“The Lady and the Monster” is a horror movie made by George Sherman for Republic Pictures which gets into gear at about the three-quarter mark and comes home, if not a winner, a film that is imaginative and effective. The story has essentially to do with a crippled scientist (Erich von Stroheim) who discovers a way to keep a brain alive after the rest of its owner has died. The brain is kept alive in a solution that contains adrenalin and it records its aliveness through an invention of the scientist’s assistant (Richard Arlen) called the encephalograph. The encephalograph looks and acts like the mechanical arrangements for fountain-pen displays that show how long and nice a line the pen can make. When they have succeeded in keeping the brain alive and making wiggly pen lines, their problem is to find out what the brain is thinking or wanting to do with itself. After what I thought was a frivolous suggestion of Arlen’s—that they get to the brain with Morse Code—they hit on a plan of keying the brain up with more adrenalin and having Arlen empty himself of all thought and action so that the brain can use him as a telepathic agent.
At this point the picture and Arlen pick up wonderfully. Arlen is changed by the brain into the person the brain belonged to and goes to Los Angeles to finish up some of that person’s unfinished business. The change in Arlen from his usual tendency to be a piece of sculpture to his being an aggressive, dominating person is managed with real film imagination and talent. The people and environments he gets involved with under the brain’s direction are far less corny and more believable than those around the laboratory, and the main problem that turns up—about a misdirected murder trial—contains real interest and even suspense.
All of “The Lady and the Monster’s” troubles have to do with what are considered horror-movie fixtures. The real interest of the film is in what will come of the murder trial Arlen gets involved in and, for some reason, your concern over what the movie will decide is the social end of the brain discovery. But this is all evaded by bringing in two conventions. The scientist has to be a monster and there has to be a lady he is after; she finally influences Arlen to destroy the scientist and his work because Arlen is not himself any more, and she is afraid the scientist is in love with her, and that the whole business is illegal because the brain was stolen from a dead body, which is against the law. There are also the other conventions of horror movies: the wind ripping up outside a spookhouse, which looks like a Mongolian idiot produced by the marriage of a French castle and a Spanish bungalow in Los Angeles; the evil-eyed, crippled scientist puttering with glass retorts; a burlesque-proportioned blonde sliding in at every moment in a new silk gown and fearfully handing him a hemostat; in the background a mean-looking household drudge stands unnamed and untalked to; and then the scientist ominously calls for the “Jiggly-saw” to rip open someone’s skull.
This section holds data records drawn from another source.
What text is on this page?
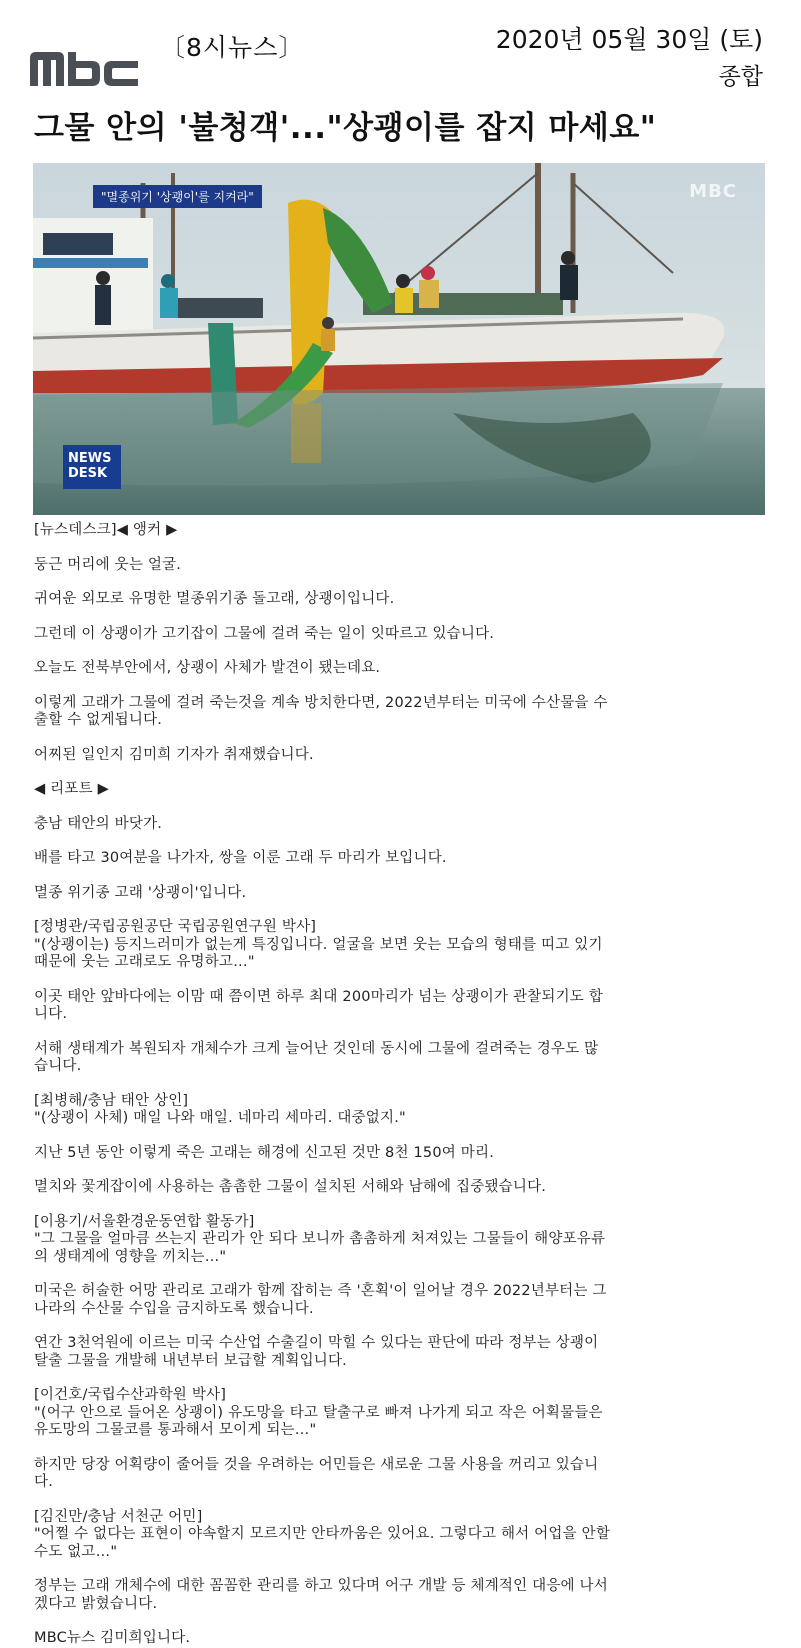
〔8시뉴스〕	2020년 05월 30일 (토)
종합
그물 안의 '불청객'..."상괭이를 잡지 마세요"
"멸종위기 '상괭이'를 지켜라"	MBC
NEWS DESK
[뉴스데스크]◀ 앵커 ▶
둥근 머리에 웃는 얼굴.
귀여운 외모로 유명한 멸종위기종 돌고래, 상괭이입니다.
그런데 이 상괭이가 고기잡이 그물에 걸려 죽는 일이 잇따르고 있습니다.
오늘도 전북부안에서, 상괭이 사체가 발견이 됐는데요.
이렇게 고래가 그물에 걸려 죽는것을 계속 방치한다면, 2022년부터는 미국에 수산물을 수
출할 수 없게됩니다.
어찌된 일인지 김미희 기자가 취재했습니다.
◀ 리포트 ▶
충남 태안의 바닷가.
배를 타고 30여분을 나가자, 쌍을 이룬 고래 두 마리가 보입니다.
멸종 위기종 고래 '상괭이'입니다.
[정병관/국립공원공단 국립공원연구원 박사]
"(상괭이는) 등지느러미가 없는게 특징입니다. 얼굴을 보면 웃는 모습의 형태를 띠고 있기
때문에 웃는 고래로도 유명하고…"
이곳 태안 앞바다에는 이맘 때 쯤이면 하루 최대 200마리가 넘는 상괭이가 관찰되기도 합
니다.
서해 생태계가 복원되자 개체수가 크게 늘어난 것인데 동시에 그물에 걸려죽는 경우도 많
습니다.
[최병해/충남 태안 상인]
"(상괭이 사체) 매일 나와 매일. 네마리 세마리. 대중없지."
지난 5년 동안 이렇게 죽은 고래는 해경에 신고된 것만 8천 150여 마리.
멸치와 꽃게잡이에 사용하는 촘촘한 그물이 설치된 서해와 남해에 집중됐습니다.
[이용기/서울환경운동연합 활동가]
"그 그물을 얼마큼 쓰는지 관리가 안 되다 보니까 촘촘하게 처져있는 그물들이 해양포유류
의 생태계에 영향을 끼치는…"
미국은 허술한 어망 관리로 고래가 함께 잡히는 즉 '혼획'이 일어날 경우 2022년부터는 그
나라의 수산물 수입을 금지하도록 했습니다.
연간 3천억원에 이르는 미국 수산업 수출길이 막힐 수 있다는 판단에 따라 정부는 상괭이
탈출 그물을 개발해 내년부터 보급할 계획입니다.
[이건호/국립수산과학원 박사]
"(어구 안으로 들어온 상괭이) 유도망을 타고 탈출구로 빠져 나가게 되고 작은 어획물들은
유도망의 그물코를 통과해서 모이게 되는…"
하지만 당장 어획량이 줄어들 것을 우려하는 어민들은 새로운 그물 사용을 꺼리고 있습니
다.
[김진만/충남 서천군 어민]
"어쩔 수 없다는 표현이 야속할지 모르지만 안타까움은 있어요. 그렇다고 해서 어업을 안할
수도 없고…"
정부는 고래 개체수에 대한 꼼꼼한 관리를 하고 있다며 어구 개발 등 체계적인 대응에 나서
겠다고 밝혔습니다.
MBC뉴스 김미희입니다.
But in spite of all this whirling around of cliché, it is a good example of the low-budget picture that is sometimes apt to take an unpromising script and a set of conventions and by really commendable work on the actual filming give it dignity and intelligence.
On the other hand, there is no reason to go to see another quickie made by the Pine and Thomas firm for Paramount, called “I Live on Danger.” But if you catch it on a double bill you will find it is not bad at all, and for many of the same reasons. The B’s have generally a more convincing actuality than the expensive films, probably for the fact that they have less money to spend building sets and lighting them so they shine and sparkle, and designing costumes that almost walk by themselves. With less money and time to inject spurious entertainment angles into his film, the B director is more likely to spend his time making what he has real rather than classy. There is not nearly so much need for him to make a box-office miracle of his film, so there is less selling of popular attitudes and less jazzing up of ordinary circumstances. B films are also an inevitable refuge for players who are no longer pretty or handsome enough to meet expensive film standards, or for those who are just hard up for work, and many of them are seasoned players. For instance, the film mentioned above, which is concerned with a radio reporter’s adventures, has Chester Morris, for my money a very capable and ingratiating actor.